その聖人が、「ともの同朋」にもねんごろのこころを持ち合おう。互いに励まし合って、この世の厳しさに負けまいぞとおっしゃった。そして、ともに如来大悲の恩徳のなかに生きる喜びを語り合い、励まし合って大切に生き、如来の教えをこの世の光として、世の人たちに捧げていこうではないか。こう願ってくださっているのです。
念仏を、そして往生を願うということを大切に思うにつけて、その「しるし」がこのように具体的に示されていることを、聖人の熱い願いとして、私たちは忘れてはならないと思います。

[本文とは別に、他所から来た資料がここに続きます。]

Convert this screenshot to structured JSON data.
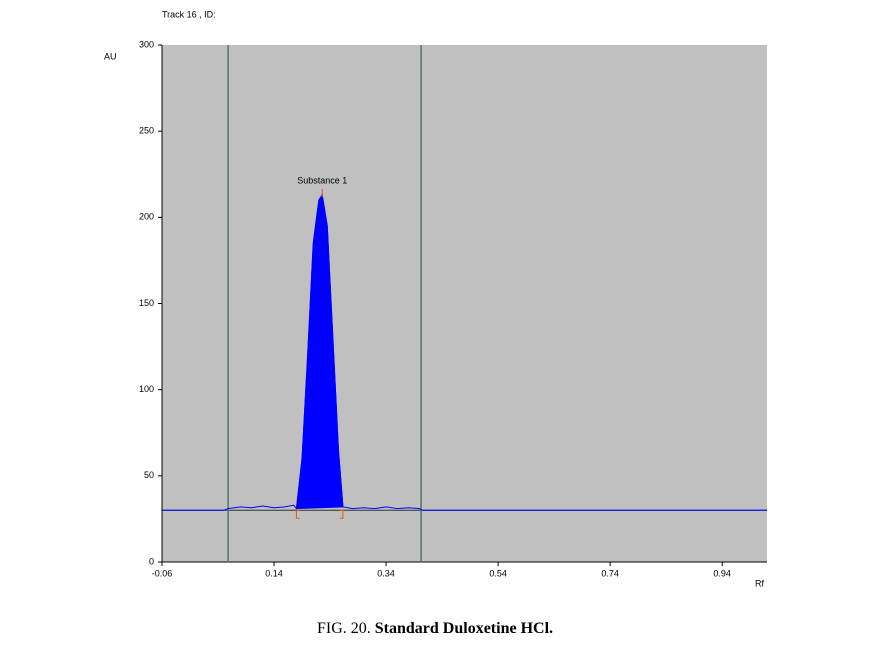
{
  "chart_data": {
    "type": "line",
    "title": "Track 16 , ID:",
    "y_label": "AU",
    "x_label": "Rf",
    "caption_label": "FIG. 20.",
    "caption_text": "Standard Duloxetine HCl.",
    "xlim": [
      -0.06,
      1.02
    ],
    "ylim": [
      0,
      300
    ],
    "xticks": [
      -0.06,
      0.14,
      0.34,
      0.54,
      0.74,
      0.94
    ],
    "yticks": [
      0,
      50,
      100,
      150,
      200,
      250,
      300
    ],
    "background": "#c0c0c0",
    "color": "#0000ff",
    "baseline": 30,
    "vlines": [
      0.058,
      0.4025
    ],
    "x": [
      -0.06,
      0.05,
      0.058,
      0.08,
      0.1,
      0.12,
      0.14,
      0.16,
      0.175,
      0.18,
      0.19,
      0.2,
      0.21,
      0.22,
      0.226,
      0.235,
      0.245,
      0.255,
      0.263,
      0.28,
      0.3,
      0.32,
      0.34,
      0.36,
      0.38,
      0.4,
      0.405,
      1.02
    ],
    "values": [
      30,
      30,
      31,
      32,
      31.5,
      32.5,
      31.5,
      32,
      33,
      31,
      60,
      120,
      185,
      210,
      213,
      195,
      130,
      65,
      32,
      31,
      31.5,
      31,
      32,
      31,
      31.5,
      31,
      30,
      30
    ],
    "peak": {
      "label": "Substance 1",
      "start": 0.18,
      "end": 0.263,
      "apex": 0.226,
      "color": "#e06000"
    }
  }
}
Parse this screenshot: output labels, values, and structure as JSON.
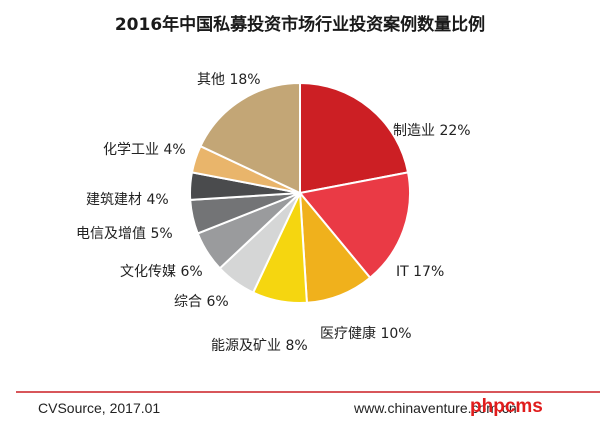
{
  "chart_data": {
    "type": "pie",
    "title": "2016年中国私募投资市场行业投资案例数量比例",
    "slices": [
      {
        "label": "制造业 22%",
        "value": 22,
        "color": "#cc1f24"
      },
      {
        "label": "IT 17%",
        "value": 17,
        "color": "#ea3a45"
      },
      {
        "label": "医疗健康 10%",
        "value": 10,
        "color": "#f0b11c"
      },
      {
        "label": "能源及矿业 8%",
        "value": 8,
        "color": "#f5d610"
      },
      {
        "label": "综合 6%",
        "value": 6,
        "color": "#d5d6d6"
      },
      {
        "label": "文化传媒 6%",
        "value": 6,
        "color": "#9a9b9d"
      },
      {
        "label": "电信及增值 5%",
        "value": 5,
        "color": "#737476"
      },
      {
        "label": "建筑建材 4%",
        "value": 4,
        "color": "#4a4b4d"
      },
      {
        "label": "化学工业 4%",
        "value": 4,
        "color": "#e9b56b"
      },
      {
        "label": "其他 18%",
        "value": 18,
        "color": "#c3a676"
      }
    ]
  },
  "footer": {
    "source": "CVSource, 2017.01",
    "website": "www.chinaventure.com.cn",
    "line_color": "#cc1f24"
  },
  "watermark": {
    "text": "phpcms",
    "color": "#e01c1c"
  }
}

念仏する人は他人ではない。浄土の家族に加えていただいた兄弟・姉妹なのだ。
この温かい念仏の集まりを、どうしても実現し、体験していかなければならない。そういう願いが、聖人から私たちにかけられていることを、また改めて思うことでございます。
親鸞聖人から「御同朋」と呼ばれる意味深さを思うにつけて、聖人が「ともの同朋にもねんごろのこころを持ち合う」ことを、信心のしるしとし、「往生を願うしるし」と語られたことの大切さを、思います。
よくよくこのことをお考えくださいますようにという、親鸞聖人のこの一言を、聖人の切実な願いとして、真宗門徒である私たちは、肝に銘じていただいていかなければならないと思います。
『真宗』(東本願寺出版部)から・寺川俊昭(大谷大学名誉教授)
『真宗の生活 2007年(11月)』
※『真宗の生活2007年版』掲載時のまま記載しています。